Sous ce rapport, il semble que conclure, comme le fait Jérôme Touzalin, qu’on deviendrait franc-maçon pour « participer à la grande cérémonie de la pensée » relève d’un tel degré d’enfumage qu’on se dit qu’il a forcément quelque chose à cacher.
La pensée, en effet, est sans cérémonie, elle est libre, elle fuse dans toutes les directions quand bon lui semble et si, comme y insiste Krishnamurti, elle est prompte à s’inscrire dans les rails de l’habitude, c’est à cause de la peur et du besoin de sécurité qui nous rend mécanique. Le cérémoniel, loin de participer du processus de la pensée est justement ce qui la fixe et permet ainsi de canaliser les énergies. Le cérémoniel ne sert pas la pensée, mais l’intention, le but, le projet ; au mieux, il se sert de la pensée, ou plutôt de ses fruits.[3] Mais pour ma part, je n’ai pas connaissance d’une pensée maçonnique qui soit parvenue au firmament du savoir ou qui, plus prosaïquement, ait été digne d’être enseignée hors du cercle discret des loges. Bref, Touzalin nous mène en bateau dans les grandes largeurs et ce simple fait est en soit une incitation à garder la puce à l’oreille.

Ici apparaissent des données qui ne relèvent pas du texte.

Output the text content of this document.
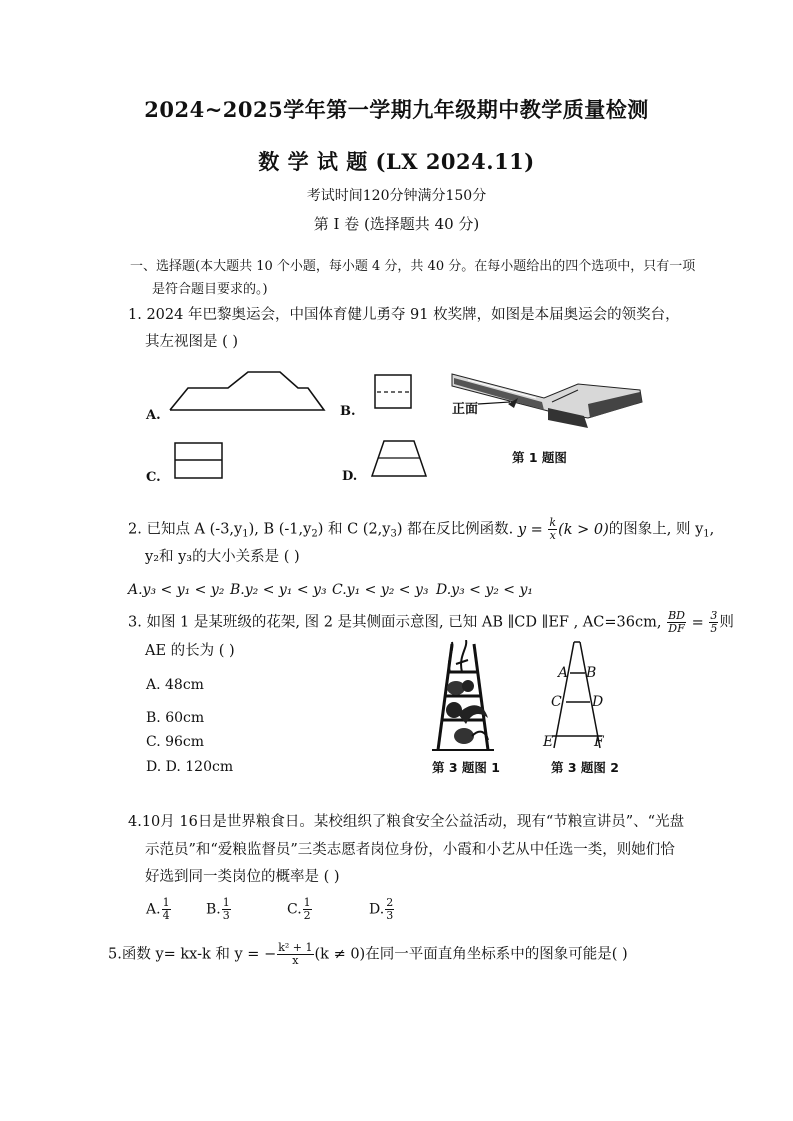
2024~2025学年第一学期九年级期中教学质量检测
数 学 试 题 (LX 2024.11)
考试时间120分钟满分150分
第 I 卷 (选择题共 40 分)
一、选择题(本大题共 10 个小题，每小题 4 分，共 40 分。在每小题给出的四个选项中，只有一项
是符合题目要求的。)
1. 2024 年巴黎奥运会，中国体育健儿勇夺 91 枚奖牌，如图是本届奥运会的领奖台，
其左视图是 ( )
A.	B.
C.	D.
正面
第 1 题图
2. 已知点 A $(-3,y_1)$, B $(-1,y_2)$ 和 C $(2,y_3)$ 都在反比例函数. $y = \frac{k}{x} (k > 0)$的图象上, 则 $y_1$,
y₂和 y₃的大小关系是 ( )
A.y₃ < y₁ < y₂ B.y₂ < y₁ < y₃ C.y₁ < y₂ < y₃ D.y₃ < y₂ < y₁
3. 如图 1 是某班级的花架, 图 2 是其侧面示意图, 已知 AB ∥CD ∥EF , AC=36cm, $\frac{BD}{DF} = \frac{3}{5}$ 则
AE 的长为 ( )
A. 48cm
B. 60cm
C. 96cm
D. D. 120cm
A B
C D
E	F
第 3 题图 1	第 3 题图 2
4.10月 16日是世界粮食日。某校组织了粮食安全公益活动，现有“节粮宣讲员”、“光盘
示范员”和“爱粮监督员”三类志愿者岗位身份，小霞和小艺从中任选一类，则她们恰
好选到同一类岗位的概率是 ( )
A. $\frac{1}{4}$	B. $\frac{1}{3}$	C. $\frac{1}{2}$	D. $\frac{2}{3}$
5.函数 y= kx-k 和 y = − $\frac{\text{k² + 1}}{x} (k \ne 0)$在同一平面直角坐标系中的图象可能是( )
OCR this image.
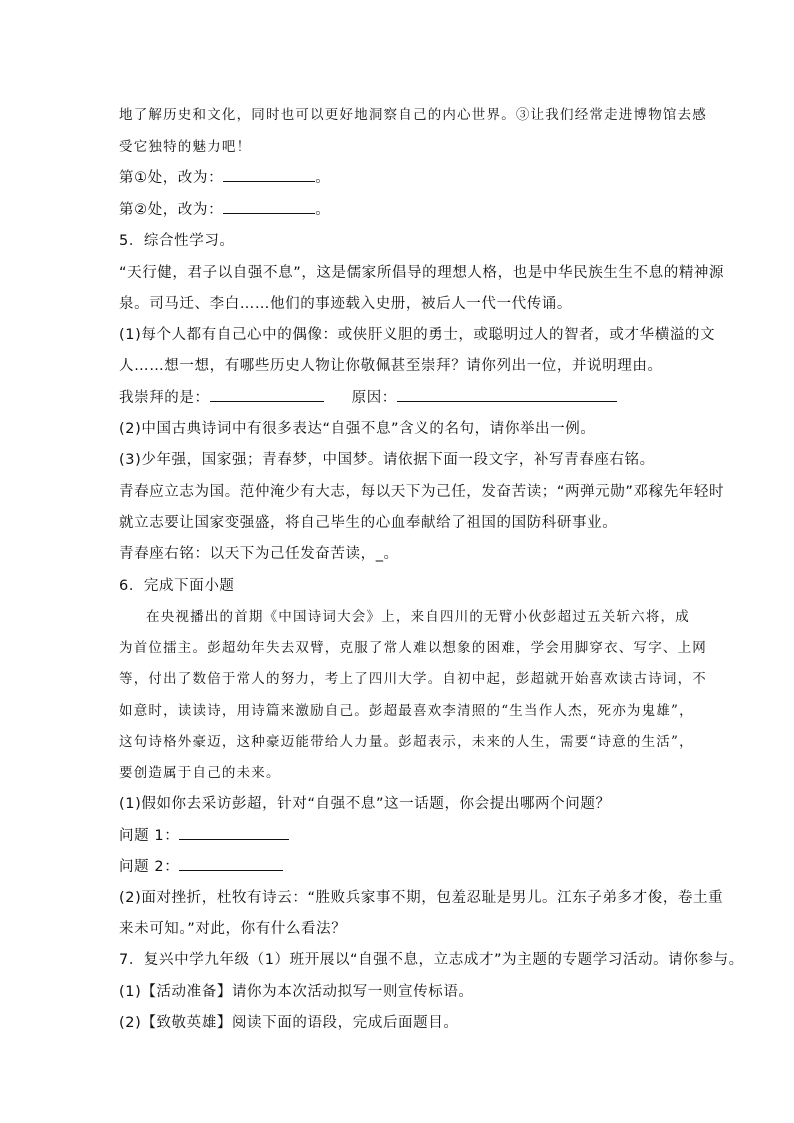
地了解历史和文化，同时也可以更好地洞察自己的内心世界。③让我们经常走进博物馆去感
受它独特的魅力吧！
第①处，改为：	。
第②处，改为：	。
5．综合性学习。
“天行健，君子以自强不息”，这是儒家所倡导的理想人格，也是中华民族生生不息的精神源
泉。司马迁、李白……他们的事迹载入史册，被后人一代一代传诵。
(1)每个人都有自己心中的偶像：或侠肝义胆的勇士，或聪明过人的智者，或才华横溢的文
人……想一想，有哪些历史人物让你敬佩甚至崇拜？请你列出一位，并说明理由。
我崇拜的是：	原因：
(2)中国古典诗词中有很多表达“自强不息”含义的名句，请你举出一例。
(3)少年强，国家强；青春梦，中国梦。请依据下面一段文字，补写青春座右铭。
青春应立志为国。范仲淹少有大志，每以天下为己任，发奋苦读；“两弹元勋”邓稼先年轻时
就立志要让国家变强盛，将自己毕生的心血奉献给了祖国的国防科研事业。
青春座右铭：以天下为己任发奋苦读，_。
6．完成下面小题
在央视播出的首期《中国诗词大会》上，来自四川的无臂小伙彭超过五关斩六将，成
为首位擂主。彭超幼年失去双臂，克服了常人难以想象的困难，学会用脚穿衣、写字、上网
等，付出了数倍于常人的努力，考上了四川大学。自初中起，彭超就开始喜欢读古诗词，不
如意时，读读诗，用诗篇来激励自己。彭超最喜欢李清照的“生当作人杰，死亦为鬼雄”，
这句诗格外豪迈，这种豪迈能带给人力量。彭超表示，未来的人生，需要“诗意的生活”，
要创造属于自己的未来。
(1)假如你去采访彭超，针对“自强不息”这一话题，你会提出哪两个问题？
问题 1：
问题 2：
(2)面对挫折，杜牧有诗云：“胜败兵家事不期，包羞忍耻是男儿。江东子弟多才俊，卷土重
来未可知。”对此，你有什么看法？
7．复兴中学九年级（1）班开展以“自强不息，立志成才”为主题的专题学习活动。请你参与。
(1)【活动准备】请你为本次活动拟写一则宣传标语。
(2)【致敬英雄】阅读下面的语段，完成后面题目。
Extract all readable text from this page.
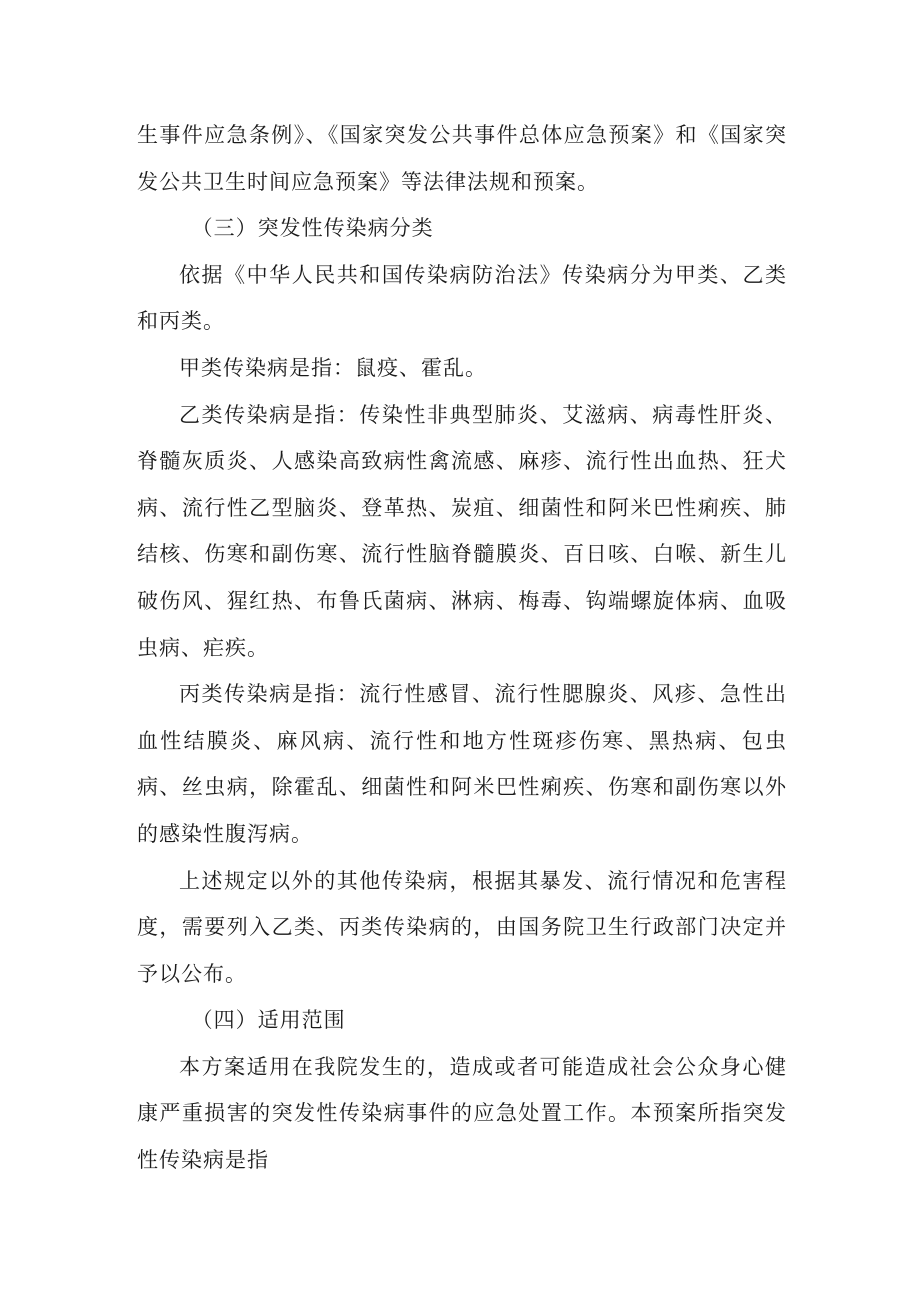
生事件应急条例》、《国家突发公共事件总体应急预案》和《国家突发公共卫生时间应急预案》等法律法规和预案。

（三）突发性传染病分类

依据《中华人民共和国传染病防治法》传染病分为甲类、乙类和丙类。

甲类传染病是指：鼠疫、霍乱。

乙类传染病是指：传染性非典型肺炎、艾滋病、病毒性肝炎、脊髓灰质炎、人感染高致病性禽流感、麻疹、流行性出血热、狂犬病、流行性乙型脑炎、登革热、炭疽、细菌性和阿米巴性痢疾、肺结核、伤寒和副伤寒、流行性脑脊髓膜炎、百日咳、白喉、新生儿破伤风、猩红热、布鲁氏菌病、淋病、梅毒、钩端螺旋体病、血吸虫病、疟疾。

丙类传染病是指：流行性感冒、流行性腮腺炎、风疹、急性出血性结膜炎、麻风病、流行性和地方性斑疹伤寒、黑热病、包虫病、丝虫病，除霍乱、细菌性和阿米巴性痢疾、伤寒和副伤寒以外的感染性腹泻病。

上述规定以外的其他传染病，根据其暴发、流行情况和危害程度，需要列入乙类、丙类传染病的，由国务院卫生行政部门决定并予以公布。

（四）适用范围

本方案适用在我院发生的，造成或者可能造成社会公众身心健康严重损害的突发性传染病事件的应急处置工作。本预案所指突发性传染病是指
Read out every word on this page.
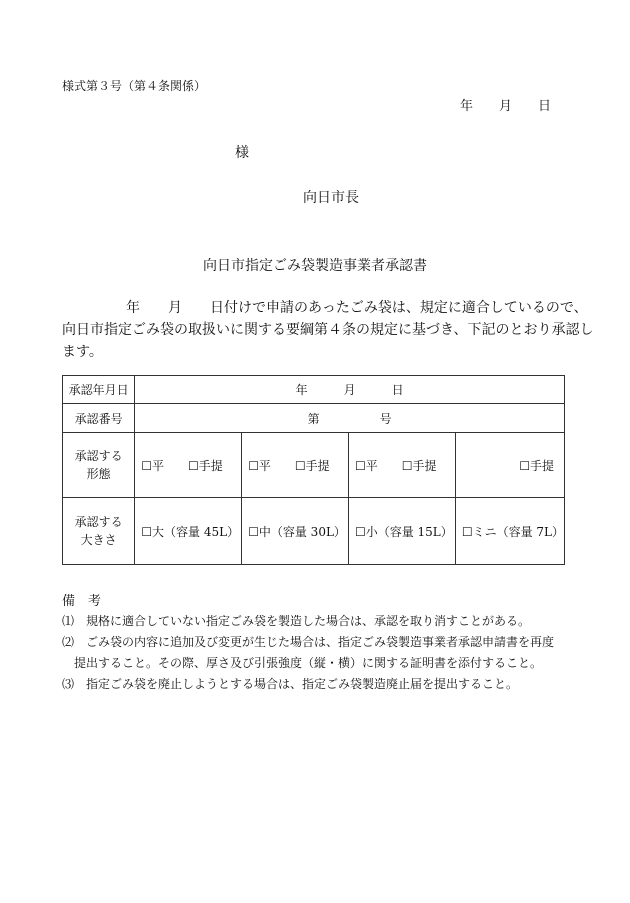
様式第３号（第４条関係）
年　　月　　日
様
向日市長
向日市指定ごみ袋製造事業者承認書
年　　月　　日付けで申請のあったごみ袋は、規定に適合しているので、
向日市指定ごみ袋の取扱いに関する要綱第４条の規定に基づき、下記のとおり承認し
ます。
承認年月日	年　　　月　　　日			
承認番号	第　　　　　号			

承認する
形態	☐平　　☐手提	☐平　　☐手提	☐平　　☐手提	☐手提

承認する
大きさ	☐大（容量 45L）	☐中（容量 30L）	☐小（容量 15L）	☐ミニ（容量 7L）
備　考
⑴　規格に適合していない指定ごみ袋を製造した場合は、承認を取り消すことがある。
⑵　ごみ袋の内容に追加及び変更が生じた場合は、指定ごみ袋製造事業者承認申請書を再度
提出すること。その際、厚さ及び引張強度（縦・横）に関する証明書を添付すること。
⑶　指定ごみ袋を廃止しようとする場合は、指定ごみ袋製造廃止届を提出すること。
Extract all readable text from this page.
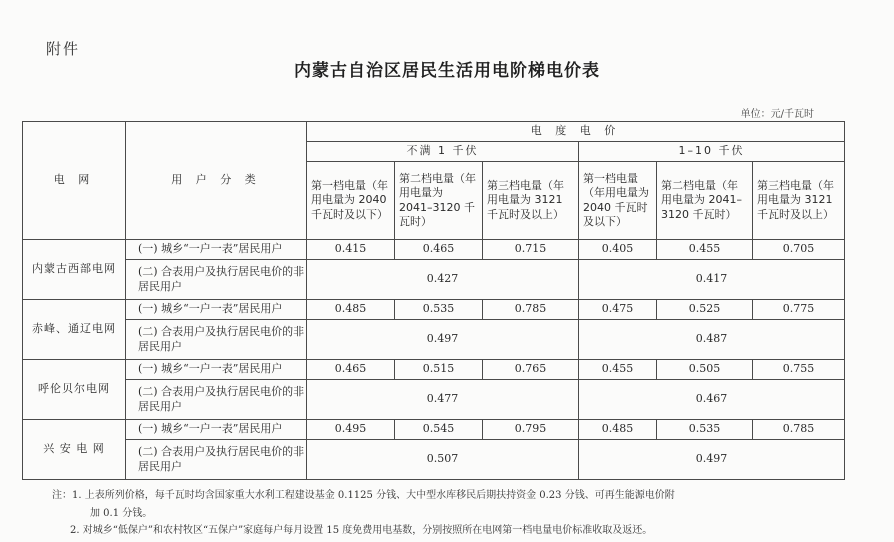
附件
内蒙古自治区居民生活用电阶梯电价表
单位：元/千瓦时
电 网	用 户 分 类	电 度 电 价					
		不满 1 千伏			1–10 千伏		
		第一档电量（年用电量为 2040 千瓦时及以下）	第二档电量（年用电量为 2041–3120 千瓦时）	第三档电量（年用电量为 3121 千瓦时及以上）	第一档电量（年用电量为 2040 千瓦时及以下）	第二档电量（年用电量为 2041–3120 千瓦时）	第三档电量（年用电量为 3121 千瓦时及以上）
内蒙古西部电网	(一) 城乡“一户一表”居民用户	0.415	0.465	0.715	0.405	0.455	0.705
	(二) 合表用户及执行居民电价的非居民用户	0.427			0.417		
赤峰、通辽电网	(一) 城乡“一户一表”居民用户	0.485	0.535	0.785	0.475	0.525	0.775
	(二) 合表用户及执行居民电价的非居民用户	0.497			0.487		
呼伦贝尔电网	(一) 城乡“一户一表”居民用户	0.465	0.515	0.765	0.455	0.505	0.755
	(二) 合表用户及执行居民电价的非居民用户	0.477			0.467		
兴 安 电 网	(一) 城乡“一户一表”居民用户	0.495	0.545	0.795	0.485	0.535	0.785
	(二) 合表用户及执行居民电价的非居民用户	0.507			0.497		
注：1. 上表所列价格，每千瓦时均含国家重大水利工程建设基金 0.1125 分钱、大中型水库移民后期扶持资金 0.23 分钱、可再生能源电价附
加 0.1 分钱。
2. 对城乡“低保户”和农村牧区“五保户”家庭每户每月设置 15 度免费用电基数，分别按照所在电网第一档电量电价标准收取及返还。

[1] Définition du CNRTL qui me semble préférable à celle du Larousse (« ensemble déterminé de croyances et de dogmes définissant le rapport de l'homme avec le sacré ») qui a le défaut d’omettre les rites, tellement importants dans la franc-maçonnerie.
[2] Ignorants ou oublieux que nous sommes du fait que les guerres se décident dans des salons feutrés entre des banquiers, leurs politichiens et quelques conseillers des princes — et donc, forcément, avec un certain nombre de francs-maçons. Le reste n’est qu’affaire de propagande, les nationalismes et les religions étant seulement le prétexte.
[3] Cérémonie et pensée s’accordent si mal qu’avant celle de Touzalin, l’unique instance de « cérémonie de la pensée » que l’on trouve sur le net apparaît sous la plume de la musicologue Angèle Leroy qui l’attribue elle-même à Thomas Mann. Ce dernier aurait évoqué une « impressionnante cérémonie de la pensée et du souvenir » en référence à une musique funèbre. Dans un tel contexte l’expression acquiert un sens légitime qui est celui du recueillement et/ou de l’attention portée à un être disparu. Il va de soi qu’il n’y a là aucun processus de pensée, aucune réflexion, aucune recherche, seulement une re-présentation mentale de disparus ou d’êtres manquants qui n’a d’autre fonction que de susciter l’émotion, exactement comme nous écrivons « affectueuses pensées » sur nos cartes postales. Autant dire qu’il n’y a rien là qui permette de sauver l’expression plaquée, affreusement creuse et donc suspecte de Touzalin.